La región Cusco es un destino que atrae a miles de turistas nacionales y extranjeros, y cuenta con cientos de negocios que ofrecen diversos servicios. Entre ellos, una joven peruana vivió una experiencia inesperada al visitar una cafetería: el establecimiento le exigió un consumo mínimo de 35 soles por hora para poder permanecer en el local.
El hecho fue registrado en un video publicado en TikTok por la usuaria rumbosconconsue, que hasta el momento acumula casi 30 mil likes y más de 1.2 millón de reproducciones, generando un intenso debate entre los internautas.
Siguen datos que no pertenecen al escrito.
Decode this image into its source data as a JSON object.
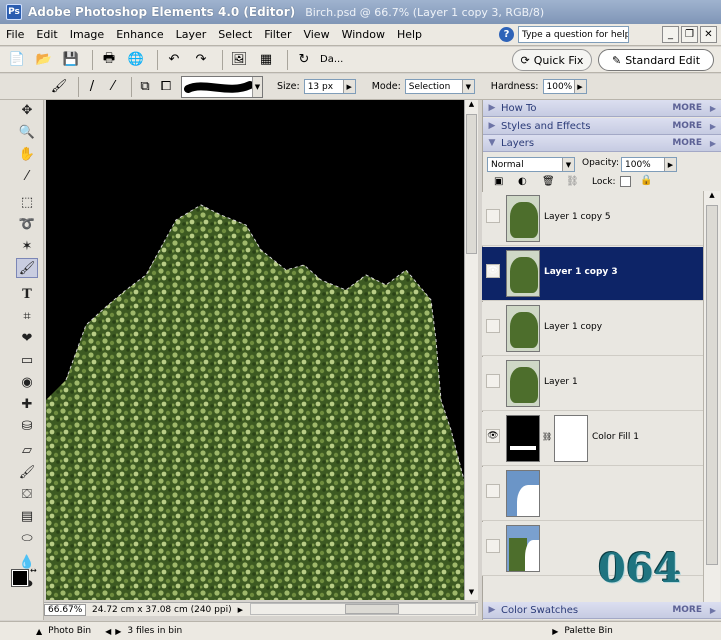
{
  "window": {
    "title_app": "Adobe Photoshop Elements 4.0 (Editor)",
    "title_doc": "Birch.psd @ 66.7% (Layer 1 copy 3, RGB/8)"
  },
  "menu": [
    "File",
    "Edit",
    "Image",
    "Enhance",
    "Layer",
    "Select",
    "Filter",
    "View",
    "Window",
    "Help"
  ],
  "help": {
    "placeholder": "Type a question for help"
  },
  "toolbar": {
    "date_label": "Da...",
    "quick_fix": "Quick Fix",
    "standard_edit": "Standard Edit"
  },
  "options": {
    "size_label": "Size:",
    "size_value": "13 px",
    "mode_label": "Mode:",
    "mode_value": "Selection",
    "hardness_label": "Hardness:",
    "hardness_value": "100%"
  },
  "status": {
    "zoom": "66.67%",
    "dimensions": "24.72 cm x 37.08 cm (240 ppi)"
  },
  "palettes": {
    "howto": "How To",
    "styles": "Styles and Effects",
    "layers": "Layers",
    "swatches": "Color Swatches",
    "more": "MORE"
  },
  "layers_panel": {
    "blend_mode": "Normal",
    "opacity_label": "Opacity:",
    "opacity": "100%",
    "lock_label": "Lock:",
    "rows": [
      {
        "name": "Layer 1 copy 5",
        "visible": false,
        "active": false
      },
      {
        "name": "Layer 1 copy 3",
        "visible": true,
        "active": true
      },
      {
        "name": "Layer 1 copy",
        "visible": false,
        "active": false
      },
      {
        "name": "Layer 1",
        "visible": false,
        "active": false
      },
      {
        "name": "Color Fill 1",
        "visible": true,
        "active": false
      },
      {
        "name": "",
        "visible": false,
        "active": false
      },
      {
        "name": "",
        "visible": false,
        "active": false
      }
    ]
  },
  "bottom": {
    "photo_bin": "Photo Bin",
    "files": "3 files in bin",
    "palette_bin": "Palette Bin"
  },
  "watermark": "064",
  "colors": {
    "accent": "#0d2467",
    "title": "#8ea3c3"
  }
}
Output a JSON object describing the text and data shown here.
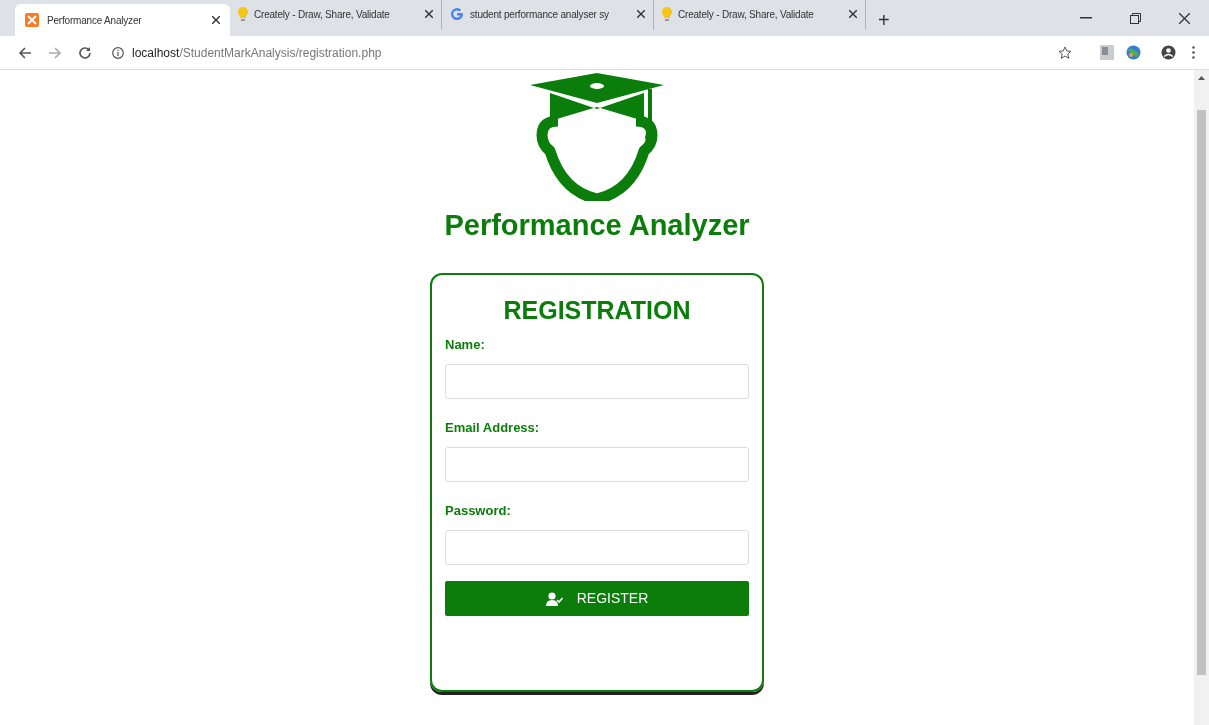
{
  "tabs": [
    {
      "label": "Performance Analyzer",
      "selected": true,
      "kind": "xampp"
    },
    {
      "label": "Creately - Draw, Share, Validate",
      "selected": false,
      "kind": "bulb"
    },
    {
      "label": "student performance analyser sy",
      "selected": false,
      "kind": "google"
    },
    {
      "label": "Creately - Draw, Share, Validate",
      "selected": false,
      "kind": "bulb"
    }
  ],
  "new_tab": "+",
  "address": {
    "host": "localhost",
    "path": "/StudentMarkAnalysis/registration.php"
  },
  "app_title": "Performance Analyzer",
  "form": {
    "heading": "REGISTRATION",
    "fields": [
      {
        "label": "Name:"
      },
      {
        "label": "Email Address:"
      },
      {
        "label": "Password:"
      }
    ],
    "button": "REGISTER"
  }
}
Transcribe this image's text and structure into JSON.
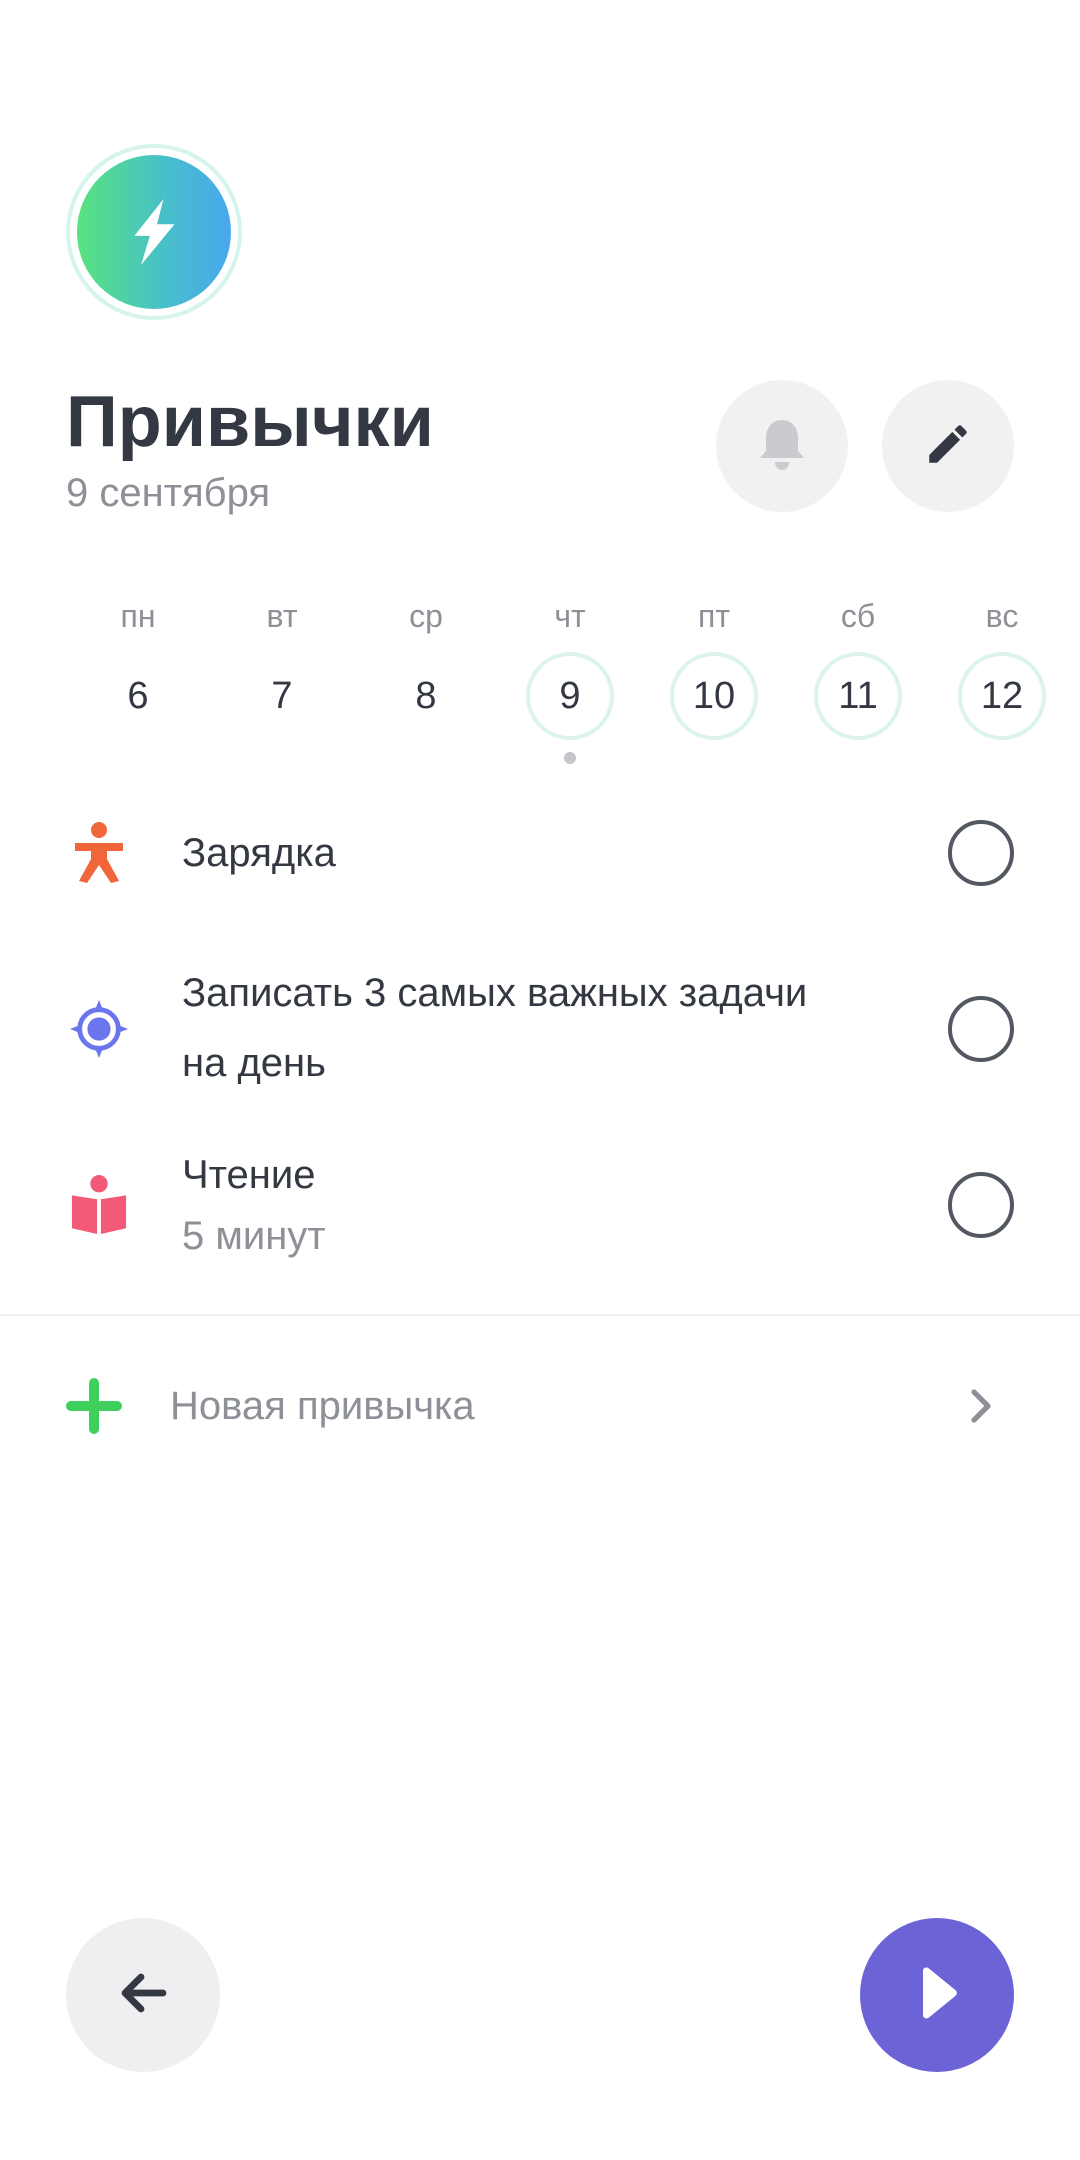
{
  "header": {
    "title": "Привычки",
    "date": "9 сентября"
  },
  "week": [
    {
      "dow": "пн",
      "num": "6",
      "ring": false
    },
    {
      "dow": "вт",
      "num": "7",
      "ring": false
    },
    {
      "dow": "ср",
      "num": "8",
      "ring": false
    },
    {
      "dow": "чт",
      "num": "9",
      "ring": true
    },
    {
      "dow": "пт",
      "num": "10",
      "ring": true
    },
    {
      "dow": "сб",
      "num": "11",
      "ring": true
    },
    {
      "dow": "вс",
      "num": "12",
      "ring": true
    }
  ],
  "habits": [
    {
      "title": "Зарядка",
      "icon": "exercise-person-icon",
      "color": "#f0663a",
      "checked": false
    },
    {
      "title_line1": "Записать 3 самых важных задачи",
      "title_line2": "на день",
      "icon": "target-icon",
      "color": "#6a75ee",
      "checked": false
    },
    {
      "title": "Чтение",
      "subtitle": "5 минут",
      "icon": "reading-book-icon",
      "color": "#f25a78",
      "checked": false
    }
  ],
  "new_habit": {
    "label": "Новая привычка"
  },
  "colors": {
    "accent": "#6c63d6",
    "plus": "#3fcf5c",
    "text": "#333842",
    "muted": "#8e9098"
  }
}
Según la joven, quien suele acudir a cafeterías para trabajar mientras toma un café, la medida fue sorprendente y la llevó a reconsiderar su permanencia en el local. “Nunca he visto una cafetería que me quiera cobrar 35 soles mínimo por una hora allí. Este restaurante queda al frente de la Plaza de Armas del Cusco”, relató. Al calcular el costo de quedarse más tiempo, expresó: “Si me quedo dos horas, tendría que pedir 70 soles. Bueno, ni modo, me voy”, expresó la joven sorprendida.
Cobro por hora
La cafetería que aplicaba esta política es conocida como Café Plaza, y busca garantizar la rotación de clientes en un espacio concurrido. Ante esta situación, la joven decidió trasladarse a otro establecimiento, Tunupa, donde no se exige un consumo mínimo por hora y se le permitió trabajar con libertad. “No les interesa si solo pido un té o un cappuccino. Me dejan trabajar desde acá”, comentó.
Al referirse a su experiencia, la joven señaló: “Normalmente voy a las cafeterías para trabajar y tomar un café”. El hecho se volvió viral en redes sociales, ya que esta práctica es común entre jóvenes que suelen frecuentar este tipo de establecimientos.
Opiniones divididas
Los comentarios en TikTok reflejaron una clara división de opiniones tras la difusión del video. Un sector de usuarios cuestionó duramente a la cafetería y calificó la medida como exagerada. Algunos consideraron que el cobro por hora resulta poco habitual y podría afectar al negocio, señalando que “perdieron un cliente” o que se trata de una práctica que “no pasa en otras cafeterías”. Otros fueron más críticos y tildaron la decisión de “ridícula”, además de advertir que este tipo de políticas podría desincentivar la visita de clientes habituales.
En contraste, otro grupo defendió la postura del local y respaldó el cobro al señalar que muchos clientes “ocupan una mesa por horas con un solo café”, lo que limita la rotación y las ventas. Para estos usuarios, la medida responde a una lógica comercial válida, bajo el argumento de que “es su negocio y son sus reglas”. También hubo comentarios que sugirieron alternativas para quienes desean trabajar por largos periodos, como “trabajar en casa”, “alquilar una oficina” o acudir a bibliotecas, remarcando que las cafeterías “no son espacios de coworking”.